しろいたまの進化
雪が降っている。
強い風とともに大粒の雪が舞っているというのに、一人外にいた。
昼休みは屋外にあるベンチに腰掛け、60分間を過ごすことが日課となっている。
今日は大雪で、刺さるほどの寒さだというのに、ここへと来てしまった。どこまで皆勤賞を狙いたいのか知らないが、よほど私はこの場所が好きなようだ。
目の前の山々は白くて美しいが、ちらつく雪を真剣に見つめることはしない。めまい持ちの私にはちらつく雪は見ない方が良い気がする。吹いてくる風に背中を向け、スマホ画面を見つめた。吐く息は白くておもしろい。
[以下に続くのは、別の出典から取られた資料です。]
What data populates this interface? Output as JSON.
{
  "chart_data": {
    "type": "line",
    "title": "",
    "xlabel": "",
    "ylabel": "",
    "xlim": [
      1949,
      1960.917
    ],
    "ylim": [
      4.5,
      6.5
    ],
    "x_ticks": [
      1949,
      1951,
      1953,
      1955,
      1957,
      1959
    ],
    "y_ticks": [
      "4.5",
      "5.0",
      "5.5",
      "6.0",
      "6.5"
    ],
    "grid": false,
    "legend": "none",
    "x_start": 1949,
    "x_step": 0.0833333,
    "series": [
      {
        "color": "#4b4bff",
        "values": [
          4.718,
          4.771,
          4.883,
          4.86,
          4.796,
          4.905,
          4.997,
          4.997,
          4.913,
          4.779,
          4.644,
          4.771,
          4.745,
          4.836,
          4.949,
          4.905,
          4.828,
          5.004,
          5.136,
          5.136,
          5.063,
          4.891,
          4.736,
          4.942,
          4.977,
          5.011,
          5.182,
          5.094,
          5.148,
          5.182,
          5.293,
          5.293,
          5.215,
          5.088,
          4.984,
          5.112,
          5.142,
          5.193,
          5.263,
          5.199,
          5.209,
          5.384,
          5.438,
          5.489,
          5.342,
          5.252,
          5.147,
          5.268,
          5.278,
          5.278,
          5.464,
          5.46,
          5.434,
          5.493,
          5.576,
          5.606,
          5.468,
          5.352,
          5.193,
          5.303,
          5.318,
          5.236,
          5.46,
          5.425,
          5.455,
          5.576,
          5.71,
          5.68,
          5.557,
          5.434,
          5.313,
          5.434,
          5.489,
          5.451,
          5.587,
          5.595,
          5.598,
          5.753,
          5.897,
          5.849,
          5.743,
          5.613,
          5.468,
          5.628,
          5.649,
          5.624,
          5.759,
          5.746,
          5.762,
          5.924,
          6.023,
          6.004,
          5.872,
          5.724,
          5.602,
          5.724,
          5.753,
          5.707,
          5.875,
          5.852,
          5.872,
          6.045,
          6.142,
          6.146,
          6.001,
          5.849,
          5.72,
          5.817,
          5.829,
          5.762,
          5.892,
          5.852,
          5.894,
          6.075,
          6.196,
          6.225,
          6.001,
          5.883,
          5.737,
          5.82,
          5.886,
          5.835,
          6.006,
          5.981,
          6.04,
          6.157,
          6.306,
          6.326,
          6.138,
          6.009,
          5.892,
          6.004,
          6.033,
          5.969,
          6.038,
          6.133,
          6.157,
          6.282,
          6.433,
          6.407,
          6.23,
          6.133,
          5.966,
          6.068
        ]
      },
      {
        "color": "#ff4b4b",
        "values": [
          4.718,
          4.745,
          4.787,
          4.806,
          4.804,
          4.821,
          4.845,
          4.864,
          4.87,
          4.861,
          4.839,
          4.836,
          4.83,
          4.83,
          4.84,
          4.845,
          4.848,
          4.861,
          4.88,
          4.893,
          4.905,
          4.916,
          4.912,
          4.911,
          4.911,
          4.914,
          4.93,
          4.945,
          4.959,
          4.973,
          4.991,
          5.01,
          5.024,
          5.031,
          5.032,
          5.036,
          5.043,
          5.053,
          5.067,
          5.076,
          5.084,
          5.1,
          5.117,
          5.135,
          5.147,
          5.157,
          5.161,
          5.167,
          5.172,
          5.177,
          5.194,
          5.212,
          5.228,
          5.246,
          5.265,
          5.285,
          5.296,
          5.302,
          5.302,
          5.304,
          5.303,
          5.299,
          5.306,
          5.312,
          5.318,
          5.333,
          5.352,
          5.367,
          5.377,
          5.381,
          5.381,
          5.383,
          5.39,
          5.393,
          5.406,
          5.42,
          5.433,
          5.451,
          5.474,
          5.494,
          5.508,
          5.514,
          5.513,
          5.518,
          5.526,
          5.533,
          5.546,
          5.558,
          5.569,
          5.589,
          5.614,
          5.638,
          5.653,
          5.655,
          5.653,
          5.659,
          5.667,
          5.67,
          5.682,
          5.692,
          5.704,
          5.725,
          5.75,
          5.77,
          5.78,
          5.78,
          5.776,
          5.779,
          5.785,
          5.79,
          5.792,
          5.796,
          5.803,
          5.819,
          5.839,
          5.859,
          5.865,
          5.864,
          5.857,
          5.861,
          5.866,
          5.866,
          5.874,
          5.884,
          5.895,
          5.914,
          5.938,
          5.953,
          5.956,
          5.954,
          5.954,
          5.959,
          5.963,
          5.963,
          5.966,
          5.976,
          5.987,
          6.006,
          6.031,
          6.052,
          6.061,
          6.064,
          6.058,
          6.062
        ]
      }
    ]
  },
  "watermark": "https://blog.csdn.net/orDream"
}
雪を見ると、年明けの大雪の日のことを思い出す。雪降りの日は、どうしても白い玉のことを思い、後悔するのだ。
大雪警報が出た元旦の朝、何年か振りに雪が積もっていた。娘と姪っ子達に雪で遊ぼとしつこく誘われたが、寒さのあまり頑なに断った。私はその時、暖かい部屋で犬を抱きながら、noteの世界を楽しんでいた。雪の寒い日に外で遊ぶなどという選択肢は、その時には全くなかったのだ。
しばらく経って、姪っ子たちは寒さに耐えきれず家の中へと帰ってきたが、娘だけがなかなか帰ってこなかった。私は特に気にせず、暖かい部屋の中で犬を抱き、時間を忘れてnoteの世界にいた。
やっと帰ってきた娘に「すごいもの作ったから来て!」と連れられて、いやいや庭へと出ると、そこには大きな雪の玉が置かれてあった。白くていびつな大きな玉だ。
「なんじゃこれ・・・」
そんな心の声をもらしてしまったほど、その作品は未完成に見えたのだ。そんなにも自慢して見せたいものなのか不思議に思ったが、小さい雪の玉からだんだんと大きい玉ができていく過程がおもしろかったのだろうと勝手に解釈し、その作品を受け入れ、褒めてみた。
それからというもの、雪が降る度にあの大きな白い玉の事を思い出してしまう。
娘にとって完成品だった白い玉のその後を見てみたいのだ。
あの時、大きな白い玉に、もう一つ小さな白い玉を置き、おもしろい顔を付けて、雪だるまにすればよかったと悔やまれる。その時雪だるまの提案はしてみたが、娘はこれでいいと言っていた。正直私も雪の世界の中で寒さに身を置きたくなかったので、雪の白い玉はそれで完成品だと納得させたのだ。
でも、未だに違和感が心の中に残っている。娘の世界では、ただの大きな雪の玉で完成品なのだろうけど、そのまま終わらせても良かったのだろうか。
白い玉のその後はまだあると思いたい。
大きな雪の玉を作った達成感で、そこがゴールだと思っている娘に、ポケモンのように進化する雪の玉を見せ、感動を与えることも出来たはずだ。もしもそれが気に入らなかったら、雪だるまの頭を地に落とし、ただの白い玉に戻せばいいだけの事だった。なぜ私はあの時、一緒になって子供のように楽しく遊ぶことができなかったのだろう。大バカものだ。雪があんなにも積もることなんて珍しいのに。珍しいそんな日の思い出を、娘だけの思い出にさせてしまった。もったいない。私という人間は、寒さとめんどくささに負けたのだ。雪の白い玉に限らず日常の些細な事でも、私にはそんなところがある。後からそれを悔やみ、もっとこうすれば良かったと反省させられるのだ。
大きな白い玉を進化させる計画。
別に雪だるまじゃなくても良い。娘が気に入らなかったら、ただの白い玉に戻す。戻したのなら、この前よりももっと大きな白い玉に成長させるのだ。二人の力で雪の玉を転がせば、もっとずっとべらぼうに大きな白い玉ができるはずだろう。
雪がちらつくと、どうしてもそんなことを考えてしまうのだ。翌朝大抵雪は積もらず、進化系の雪の玉は作れなくなる。しかし今日の雪の降り方は激しい。明日は休日。これは神が私に与えて下さったチャンスなのかもしれない。
もう一度、あの日の続きをしてみたい。
雪が降る中、外にあるベンチには、さすがに誰も来やしない。
スマホを持つ左手も痺れて、フリック入力をする右の人差し指の感覚もなくなってきた。上手く文字が打てない。白かった吐く息は、そのうち色を失った。
明日もしも雪が積もったら、白い玉をどんなふうに進化させようか。娘はどんな進化をさせるのだろうか。そんなくだらない事を想像する。
雪がこれでもかと言うほどに激しく降っているのに、少しあたたかくなった気がした。